Susan Page writes at USA Today that Leon Panetta, former head of the CIA and Secretary of the Department of Defense, says Americans should be braced for a long battle against the brutal terrorist group Islamic State that will test U.S. resolve. "I think we're looking at kind of a 30-year war," says Panetta, one that will have to extend beyond Islamic State to include emerging threats in Nigeria, Somalia, Yemen, Libya and elsewhere. Panetta also says that decisions made by President Obama over the past three years have made that battle more difficult — an explosive assessment by a respected policymaker of the president he served. Not pushing the Iraqi government harder to allow a residual US force to remain when troops withdrew in 2011, a deal he says could have been negotiated with more effort "created a vacuum in terms of the ability of that country to better protect itself, and it's out of that vacuum that ISIS began to breed." It is no surprise to Panetta that the assessment in his new book "Worthy Fights: A Memoir of Leadership in War and Peace" is drawing White House ire. "Look, I've been a guy who's always been honest," Panetta says. "I've been honest in politics, honest with the people that I deal with. I've been a straight talker. Some people like it; some people don't like it. But I wasn't going to write a book that kind of didn't express what I thought was the case."
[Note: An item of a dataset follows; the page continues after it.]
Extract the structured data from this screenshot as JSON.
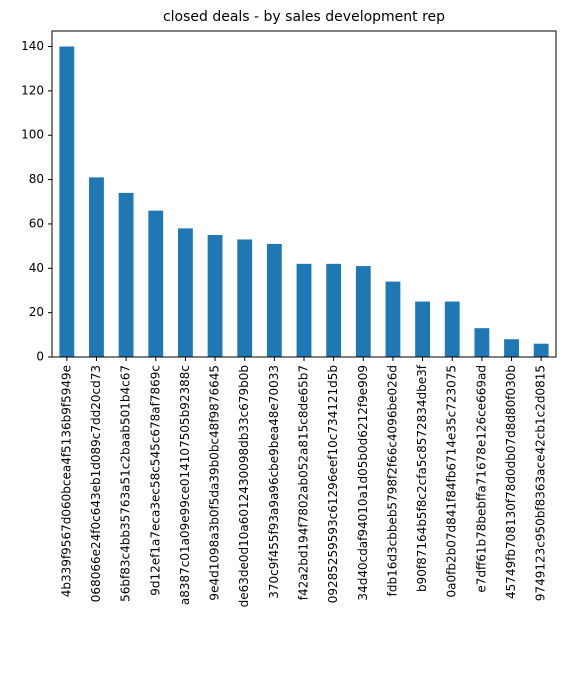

(Score: 1) by Ethanol-fueled on Monday October 06 2014, @11:24PM
What the doctrine of "permanent war" looks like is a military overthrow of the United States, happening in slow-motion. The U.S.' intelligence services had for decades drafted plans to attack American soil and blame the attacks on foreigners, but had to wait until an administration crooked enough to allow it was in place.
I'm also wondering if all this flurry in the news about Ebola, ISIS, and whatever else is a desperate effort to divert attention from any upcoming leaks which could be especially dangerous to the establishment (assassinating American citizens on American soil, for example).
As an anonymous online poster once said, "There's no need to worry about it if it's in the mainstream media."